As for nose piercings, which are wildly popular among the 18-22 female set, there are ways to be smart about those as well. I have fair skin and freckles, so it was no big deal to find a stud that mimicked a freckle. If you’re not so fortunate as to have freckles, there are two other options. You can try to match your skin tone, which may or may not be successful. A better option would be to get the piercing with enough time to heal it fully and invest in some high quality retainers. This would mean getting the piercing 3-5 months before you would be seriously seeking employment to ensure proper healing. Then you can switch it out with something more showy as necessary.

That’s pretty much where “acceptable” piercings end. Other facial piercings like lips and eyebrows will probably cause problems. If you’re facing the prospect of working in an office, you’ll probably have to retire it or find a retainer. It’s a sad commentary, but the world hasn’t evolved far enough to look beyond a piece of jewelry in someone’s face. However, there’s still plenty of piercings that you can have and not have to worry about in the office.

Tattoos, on the other hand, can be a bit more problematic. I have 8 tattoos, one of which is a large piece on my left forearm. The easiest solution is to wear long sleeves. Since my office, and most offices for that matter, are cold no matter what time of year, it’s not hard for most people to wear long sleeves every day. Make up is an option for smaller pieces, but you run the risk of it rubbing off on your clothes and being difficult to get out. When you’re picking out placement for a tattoo, think about how easily it can be covered. Be flexible on the placement because it will make your life easier in the long run.

The best piece of advice I ever heard regarding tattoos was bring a work shirt with you. For most of us, it’s a long sleeved button down shirt. The shirt can act as a guide for where to place your tattoo. I’m planning on getting two sparrows on my chest / collarbone area and I’ll be bringing a button down shirt with me as a guide for placement. Then you can set your mind at ease that your art won’t be peeking out at the wrong moment. There are also plenty of places that can be covered with no effort like thighs, sides, and the back.

Feet and ankles can be a little tricky if you’re not sure where to start. The easiest solution I’ve found is simply wearing pants. If the pants fit properly, they cover my feet up to the tops of my shoes. Most womens’ dress pants are already tailored to be longer to accommodate wearing high heels. If you aren’t a pants person or just looking for a little more variety, tights are another option. I love wearing tights in the winter. I can still wear skirts and not worry about my kneecaps freezing off. A black or brown pair of tights will camouflage pretty much anything. I have a text tattoo on the top of my left foot and a small one on the inside of my right ankle. Both are rendered invisible by the tights. A third option, but mostly for fall and winter, are tall boots. Either flat or with a heel, they’re a great stylish option that also covers anything on your feet and calves. I love my tall boots and they make it absolutely no effort to conceal my ink.
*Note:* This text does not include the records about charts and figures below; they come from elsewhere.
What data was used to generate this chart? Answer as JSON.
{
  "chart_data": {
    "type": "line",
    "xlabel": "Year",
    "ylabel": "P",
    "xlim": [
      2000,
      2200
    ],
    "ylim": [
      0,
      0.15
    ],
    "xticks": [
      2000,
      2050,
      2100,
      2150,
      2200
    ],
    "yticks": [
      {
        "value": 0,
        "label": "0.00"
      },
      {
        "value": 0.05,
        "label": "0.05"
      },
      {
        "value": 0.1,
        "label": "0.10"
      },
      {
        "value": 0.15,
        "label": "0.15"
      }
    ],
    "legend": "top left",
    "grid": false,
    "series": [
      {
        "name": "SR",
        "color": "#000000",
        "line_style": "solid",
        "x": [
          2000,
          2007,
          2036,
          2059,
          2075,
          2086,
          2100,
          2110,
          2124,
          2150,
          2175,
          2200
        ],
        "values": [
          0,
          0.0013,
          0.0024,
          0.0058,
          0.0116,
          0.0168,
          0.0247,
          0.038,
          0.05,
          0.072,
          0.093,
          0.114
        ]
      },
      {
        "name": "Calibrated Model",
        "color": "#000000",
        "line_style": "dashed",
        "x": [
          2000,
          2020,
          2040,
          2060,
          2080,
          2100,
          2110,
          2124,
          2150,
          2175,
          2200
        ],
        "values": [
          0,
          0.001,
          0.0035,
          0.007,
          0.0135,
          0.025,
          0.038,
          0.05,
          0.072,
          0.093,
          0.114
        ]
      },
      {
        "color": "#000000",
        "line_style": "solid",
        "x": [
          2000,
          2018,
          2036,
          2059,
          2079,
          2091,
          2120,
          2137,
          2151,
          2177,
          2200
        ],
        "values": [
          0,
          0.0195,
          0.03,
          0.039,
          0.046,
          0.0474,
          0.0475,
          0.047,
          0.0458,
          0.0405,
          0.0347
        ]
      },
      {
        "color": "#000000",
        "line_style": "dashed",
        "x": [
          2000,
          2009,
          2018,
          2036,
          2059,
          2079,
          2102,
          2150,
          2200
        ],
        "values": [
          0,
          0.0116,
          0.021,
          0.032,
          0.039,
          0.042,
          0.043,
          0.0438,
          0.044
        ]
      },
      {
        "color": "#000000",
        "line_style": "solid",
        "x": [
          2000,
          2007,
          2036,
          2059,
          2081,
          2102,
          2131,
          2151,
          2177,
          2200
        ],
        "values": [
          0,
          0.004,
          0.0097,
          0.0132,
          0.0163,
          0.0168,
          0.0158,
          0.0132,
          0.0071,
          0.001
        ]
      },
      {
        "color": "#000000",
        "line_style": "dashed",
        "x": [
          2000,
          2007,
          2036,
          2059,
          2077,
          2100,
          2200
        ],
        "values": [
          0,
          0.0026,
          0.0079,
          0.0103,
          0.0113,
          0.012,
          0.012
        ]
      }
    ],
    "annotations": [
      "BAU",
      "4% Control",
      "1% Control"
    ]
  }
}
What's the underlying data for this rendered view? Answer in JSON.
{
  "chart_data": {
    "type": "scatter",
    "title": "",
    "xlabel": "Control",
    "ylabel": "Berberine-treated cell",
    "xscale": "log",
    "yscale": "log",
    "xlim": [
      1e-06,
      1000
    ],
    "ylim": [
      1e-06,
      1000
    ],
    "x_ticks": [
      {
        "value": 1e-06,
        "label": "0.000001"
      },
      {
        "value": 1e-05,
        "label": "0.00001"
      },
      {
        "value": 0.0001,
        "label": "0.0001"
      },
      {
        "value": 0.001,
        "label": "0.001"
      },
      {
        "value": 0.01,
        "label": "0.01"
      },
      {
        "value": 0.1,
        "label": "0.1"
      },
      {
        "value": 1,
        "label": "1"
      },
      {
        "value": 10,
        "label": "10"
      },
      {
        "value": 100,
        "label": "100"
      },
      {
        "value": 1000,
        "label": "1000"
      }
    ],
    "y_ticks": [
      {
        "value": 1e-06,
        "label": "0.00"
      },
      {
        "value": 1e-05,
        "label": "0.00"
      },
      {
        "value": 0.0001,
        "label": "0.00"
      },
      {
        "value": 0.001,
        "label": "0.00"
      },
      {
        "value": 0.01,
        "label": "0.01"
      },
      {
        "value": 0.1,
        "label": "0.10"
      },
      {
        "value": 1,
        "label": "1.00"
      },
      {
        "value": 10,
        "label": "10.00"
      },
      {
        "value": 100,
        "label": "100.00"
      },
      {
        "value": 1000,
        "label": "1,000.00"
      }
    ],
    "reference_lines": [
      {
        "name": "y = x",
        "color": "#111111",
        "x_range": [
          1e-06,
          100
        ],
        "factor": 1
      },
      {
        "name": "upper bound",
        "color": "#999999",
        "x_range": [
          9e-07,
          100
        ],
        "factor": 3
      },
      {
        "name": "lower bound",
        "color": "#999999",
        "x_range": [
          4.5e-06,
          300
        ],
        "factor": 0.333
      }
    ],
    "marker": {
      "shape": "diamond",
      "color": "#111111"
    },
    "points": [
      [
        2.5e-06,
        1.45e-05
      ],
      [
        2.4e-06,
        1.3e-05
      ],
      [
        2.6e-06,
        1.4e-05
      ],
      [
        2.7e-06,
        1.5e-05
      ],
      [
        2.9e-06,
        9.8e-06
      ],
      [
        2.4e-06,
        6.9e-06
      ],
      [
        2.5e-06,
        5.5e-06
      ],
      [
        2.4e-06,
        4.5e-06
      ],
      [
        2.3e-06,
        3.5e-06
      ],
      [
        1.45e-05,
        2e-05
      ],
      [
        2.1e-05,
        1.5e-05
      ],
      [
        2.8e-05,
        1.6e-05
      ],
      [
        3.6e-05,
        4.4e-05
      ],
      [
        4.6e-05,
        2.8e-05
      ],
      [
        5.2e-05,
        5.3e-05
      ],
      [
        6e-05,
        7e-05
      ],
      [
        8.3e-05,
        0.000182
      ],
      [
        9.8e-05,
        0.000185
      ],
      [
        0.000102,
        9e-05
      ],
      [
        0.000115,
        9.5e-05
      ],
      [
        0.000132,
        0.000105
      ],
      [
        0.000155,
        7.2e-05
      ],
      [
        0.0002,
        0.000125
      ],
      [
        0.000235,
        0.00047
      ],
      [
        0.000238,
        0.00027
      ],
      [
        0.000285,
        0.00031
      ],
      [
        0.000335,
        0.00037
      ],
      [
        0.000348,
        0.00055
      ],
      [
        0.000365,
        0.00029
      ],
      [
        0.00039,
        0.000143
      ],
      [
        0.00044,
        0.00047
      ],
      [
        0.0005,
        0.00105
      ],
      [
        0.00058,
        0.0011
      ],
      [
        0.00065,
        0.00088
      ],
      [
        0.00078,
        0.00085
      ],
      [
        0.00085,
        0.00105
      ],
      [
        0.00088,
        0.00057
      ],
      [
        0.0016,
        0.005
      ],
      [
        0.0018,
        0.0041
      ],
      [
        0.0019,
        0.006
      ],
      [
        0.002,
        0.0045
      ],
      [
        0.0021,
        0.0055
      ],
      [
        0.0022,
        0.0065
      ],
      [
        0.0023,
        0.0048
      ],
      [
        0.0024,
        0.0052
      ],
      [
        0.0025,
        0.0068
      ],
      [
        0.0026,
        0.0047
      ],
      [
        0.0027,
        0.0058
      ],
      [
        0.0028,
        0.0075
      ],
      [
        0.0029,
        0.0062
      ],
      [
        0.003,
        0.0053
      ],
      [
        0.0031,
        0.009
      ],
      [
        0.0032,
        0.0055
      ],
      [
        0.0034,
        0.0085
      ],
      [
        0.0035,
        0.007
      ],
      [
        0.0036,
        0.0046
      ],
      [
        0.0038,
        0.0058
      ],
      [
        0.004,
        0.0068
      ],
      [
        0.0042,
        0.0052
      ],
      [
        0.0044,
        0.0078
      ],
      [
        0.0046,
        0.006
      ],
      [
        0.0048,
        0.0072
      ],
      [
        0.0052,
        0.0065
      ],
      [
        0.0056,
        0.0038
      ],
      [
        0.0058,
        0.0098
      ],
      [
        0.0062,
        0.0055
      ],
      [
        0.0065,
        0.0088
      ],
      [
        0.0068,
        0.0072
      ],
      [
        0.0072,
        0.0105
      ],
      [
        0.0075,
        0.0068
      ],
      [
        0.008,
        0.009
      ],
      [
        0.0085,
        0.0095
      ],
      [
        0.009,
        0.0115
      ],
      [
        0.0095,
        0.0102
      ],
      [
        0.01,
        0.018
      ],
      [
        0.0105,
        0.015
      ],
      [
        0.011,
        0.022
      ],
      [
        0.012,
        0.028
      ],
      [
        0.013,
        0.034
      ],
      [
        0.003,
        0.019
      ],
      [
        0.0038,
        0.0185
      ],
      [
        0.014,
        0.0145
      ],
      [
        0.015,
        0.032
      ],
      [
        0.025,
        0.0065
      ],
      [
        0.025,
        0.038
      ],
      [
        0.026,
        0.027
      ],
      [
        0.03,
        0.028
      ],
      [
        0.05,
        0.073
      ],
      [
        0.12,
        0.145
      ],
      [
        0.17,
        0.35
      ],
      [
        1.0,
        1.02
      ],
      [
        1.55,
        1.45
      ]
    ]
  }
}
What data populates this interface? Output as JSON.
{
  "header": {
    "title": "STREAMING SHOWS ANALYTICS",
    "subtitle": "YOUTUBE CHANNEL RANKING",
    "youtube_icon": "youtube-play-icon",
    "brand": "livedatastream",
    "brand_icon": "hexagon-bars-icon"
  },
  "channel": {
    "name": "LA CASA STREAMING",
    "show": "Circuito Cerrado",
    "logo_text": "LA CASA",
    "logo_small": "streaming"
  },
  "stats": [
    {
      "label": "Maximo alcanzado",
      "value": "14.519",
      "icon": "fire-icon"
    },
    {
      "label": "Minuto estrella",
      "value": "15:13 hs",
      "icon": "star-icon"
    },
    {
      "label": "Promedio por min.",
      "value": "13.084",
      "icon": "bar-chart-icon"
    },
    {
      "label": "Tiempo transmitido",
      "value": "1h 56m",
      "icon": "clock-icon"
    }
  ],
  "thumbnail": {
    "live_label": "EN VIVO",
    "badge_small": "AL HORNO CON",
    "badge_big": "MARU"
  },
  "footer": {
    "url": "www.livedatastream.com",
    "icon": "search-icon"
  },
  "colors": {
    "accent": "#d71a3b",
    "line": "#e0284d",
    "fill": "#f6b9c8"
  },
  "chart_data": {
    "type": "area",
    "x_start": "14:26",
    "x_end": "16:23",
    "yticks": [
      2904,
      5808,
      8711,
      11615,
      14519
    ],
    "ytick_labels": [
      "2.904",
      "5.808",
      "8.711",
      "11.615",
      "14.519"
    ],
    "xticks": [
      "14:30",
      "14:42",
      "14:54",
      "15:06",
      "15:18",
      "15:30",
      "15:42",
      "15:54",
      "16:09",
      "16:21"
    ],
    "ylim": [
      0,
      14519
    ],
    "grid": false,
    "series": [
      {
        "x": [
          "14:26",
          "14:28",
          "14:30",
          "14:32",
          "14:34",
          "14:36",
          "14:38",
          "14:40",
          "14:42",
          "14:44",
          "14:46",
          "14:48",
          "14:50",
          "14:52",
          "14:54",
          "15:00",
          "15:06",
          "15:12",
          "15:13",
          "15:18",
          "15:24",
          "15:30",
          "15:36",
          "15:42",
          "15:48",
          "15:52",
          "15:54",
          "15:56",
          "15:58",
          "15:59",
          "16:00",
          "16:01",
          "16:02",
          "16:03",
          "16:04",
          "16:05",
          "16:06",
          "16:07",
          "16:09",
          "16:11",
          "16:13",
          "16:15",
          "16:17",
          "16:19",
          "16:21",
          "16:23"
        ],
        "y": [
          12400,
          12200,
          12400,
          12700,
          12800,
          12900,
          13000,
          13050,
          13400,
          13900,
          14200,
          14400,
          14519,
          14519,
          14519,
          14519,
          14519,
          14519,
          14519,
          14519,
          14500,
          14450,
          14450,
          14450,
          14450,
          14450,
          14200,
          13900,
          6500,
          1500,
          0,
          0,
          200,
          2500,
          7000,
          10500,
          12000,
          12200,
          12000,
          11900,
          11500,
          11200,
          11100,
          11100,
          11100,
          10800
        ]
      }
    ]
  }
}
You don’t have to give up piercings and laser off tattoos to make it in the workplace. You just have to be smart about it. These two original authors obviously gave no thought to how their decisions would affect them. If you give it some thought and come up with a plan to keep everybody happy, there’s no need to worry that you’ll have to sacrifice something in order to move ahead. Ideally, attitudes will begin to change and modded people won’t be seen as “alternative”, “immature” or just plain “weird”. Though, there are worse things out there than being “weird”.

As always, this is just general advice that I've found works really well in practice. As always, it's up to you to find out what works best for your situation.